Розэллен С. видела, как вернулся домой ее отец, где-то пропадавший четыре года. Вернулся бородатый, с бритой головой, без одной руки. Когда это случилось, ей было десять, и теперь она описывала это событие, смешав все в одну кучу, без утайки перечисляя четкие детали материального мира и призрачные воспоминания, ничем, казалось бы, между собой не связанные: радиопередачи, двоюродные братья, которых звали Лютерами, два Лютера, и в каком платье мать ходила на чью-то свадьбу, и они слушали, как она зачитывает, полушепотом: «У него одной руки не хватало», — и Бенни на соседнем стуле, прикрыв глаза, раскачивался до самого конца рассказа. «У нас тут молельня», — сказал Омар X. Они вызывали силу, которой нельзя противиться. Никто не знает того, что ведомо им здесь и сейчас, в последний миг ясности ума перед полным коллапсом.
Сочинения было принято подписывать своим именем и первой буквой фамилии. Так предложила Лианна; но теперь она вдруг подумала, что в этом есть какое-то жеманство: имена, как у персонажей европейских романов. Они — персонажи и авторы одновременно, рассказывают, что заблагорассудится, остальное скрывают под завесой молчания. Кармен Г., зачитывая свои рассказы, любила украшать их испанскими фразами, чтобы передать звуковую суть происшествия или чувства. Бенни Т. терпеть не мог писать, зато любил поговорить. На занятия он приносил сладости — какие-то гигантские аппендиксы с джемом, к которым так никто и не притрагивался. Эхо разносило шумы по коридору, дети играли на роялях и барабанах, катались на роликах. Здание полнилось английской речью с разноязыкими оттенками — так изъяснялись, так выговаривали слова взрослые.
Кружковцы писали о тяжелых временах и приятных воспоминаниях, о том, как дочери становились матерями. Анна написала, каково это — писать: целый новый мир открылся. Она думала, двух слов связать не может, а теперь поглядите-ка, что только не изливается на бумагу. Так написала Анна Ч., ширококостная женщина из этого района. Тут почти все были местные, самый старший — Кертис Б., восемьдесят один год, высокий, угрюмый, с тюремным прошлым; в его голосе, когда он читал вслух, слышались отзвуки статей из Британской энциклопедии, прочитанной от корки до корки в библиотеке тюрьмы.
Была одна тема, за которую хотелось взяться всем кружковцам, всем, кроме Омара X. Омар нервничал, долго мялся, но согласился. Им хотелось написать о самолетах.

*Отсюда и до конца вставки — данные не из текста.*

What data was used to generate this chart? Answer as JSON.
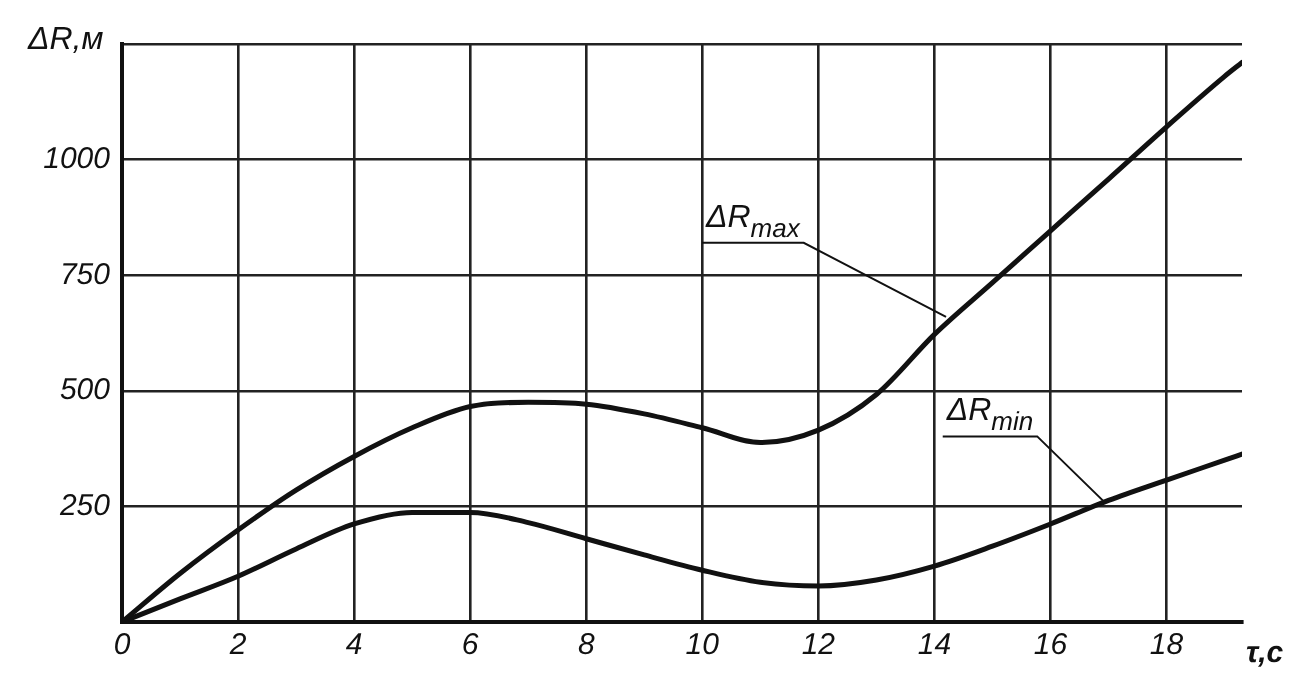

Когда он вернулся в Верхний Манхэттен, в квартире никого не было. Он разобрал свою почту. На паре конвертов его имя было написано с орфографической ошибкой — обычная история; он взял авторучку из кружки около телефона и внес исправления. Он толком не помнил, когда появилась эта привычка, и не мог бы объяснить, почему ей следует. Нипочему. Потому что, когда его фамилию пишут неправильно, он уже не он, вот почему. Один раз исправил, и исправлял снова и снова, исправлял всегда, и, пожалуй, интуитивно знал унаследованным от рептилий отделом мозга: он будет исправлять ошибку в фамилии год за годом, десятилетие за десятилетием, таков его долг, которому он не изменит. Он не пытался вообразить свое будущее, не представлял его отчетливо, но оно, безусловно, при нем, мурлычет себе в черепной коробке. Он никогда не исправлял орфографические ошибки на конвертах с явной пустопорожней рекламой, которые выбрасывались нераспечатанными. Однажды едва не исправил, но успел отдернуть руку. Непрошеная корреспонденция для того и создана — чтобы объединять все индивидуальности мира в одну универсальную, под перевранным именем или фамилией. Но большей частью он вносил исправления — заменял букву в первом слоге своей фамилии (Ньедекер, не Ньюдекер), а потом уже вскрывал конверт. И только если был один. На людях никогда ничего не исправлял — тщательно скрывал свою привычку.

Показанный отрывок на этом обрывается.